Lag is real but small. Named replicas apply log records out of the same log service the primary writes to. Lag is typically sub-second but can spike under heavy primary write load. If you have an endpoint that reads back a row it wrote five milliseconds ago, point that endpoint at the primary, not at a named replica. Don’t pretend the lag isn’t there.

Migration from Business Critical to Hyperscale is a project. Backup compatibility differs, restore semantics differ, and there are feature gaps – in-memory OLTP, for example, isn’t supported on Hyperscale. You can’t flip a tier toggle in the portal and walk away. If you’re on BC and considering the move, plan it as a small migration, not a configuration change.

Observability differs. Query Store, DMVs, and wait stats behave a little differently on Hyperscale because the storage layer is different. Dashboards you built for BC will mostly work but need a pass. The first time you read Hyperscale wait stats you will be surprised by what’s there and what isn’t.
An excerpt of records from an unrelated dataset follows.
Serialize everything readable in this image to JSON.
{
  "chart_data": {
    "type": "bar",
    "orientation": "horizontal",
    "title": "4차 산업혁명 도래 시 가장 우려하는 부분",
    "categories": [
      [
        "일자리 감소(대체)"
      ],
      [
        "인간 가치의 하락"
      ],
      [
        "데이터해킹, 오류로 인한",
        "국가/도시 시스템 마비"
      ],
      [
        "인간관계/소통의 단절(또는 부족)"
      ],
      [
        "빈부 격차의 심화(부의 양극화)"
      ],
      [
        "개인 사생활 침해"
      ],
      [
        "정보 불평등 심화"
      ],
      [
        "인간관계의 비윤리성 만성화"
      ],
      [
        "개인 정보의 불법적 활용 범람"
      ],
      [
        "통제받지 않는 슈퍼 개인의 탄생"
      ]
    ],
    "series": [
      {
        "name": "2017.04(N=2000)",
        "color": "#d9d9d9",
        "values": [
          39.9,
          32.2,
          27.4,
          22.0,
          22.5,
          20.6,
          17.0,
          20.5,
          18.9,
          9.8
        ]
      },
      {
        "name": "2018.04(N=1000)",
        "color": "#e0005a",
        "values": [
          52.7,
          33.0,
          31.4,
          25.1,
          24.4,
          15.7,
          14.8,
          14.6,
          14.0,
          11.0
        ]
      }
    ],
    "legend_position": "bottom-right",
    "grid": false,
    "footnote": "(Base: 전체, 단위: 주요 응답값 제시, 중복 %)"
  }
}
When to Move From Business Critical to Hyperscale

A short checklist. Business Critical is the right answer for plenty of workloads – be honest with yourself about whether you actually need what’s on the next floor.

  1. You have more than one internal read workload that can’t tolerate sharing a node.
  2. The workloads have different shapes (heavy analytics queries vs cheap point lookups) and one box size doesn’t suit them.
  3. You want a credential boundary per workload – not as a code review note but as a connection-string boundary.
  4. You’re willing to pay for explicit read capacity instead of relying on the free HA reader.

If none of those are true, Business Critical is the right answer. Don’t move because Hyperscale sounds cooler.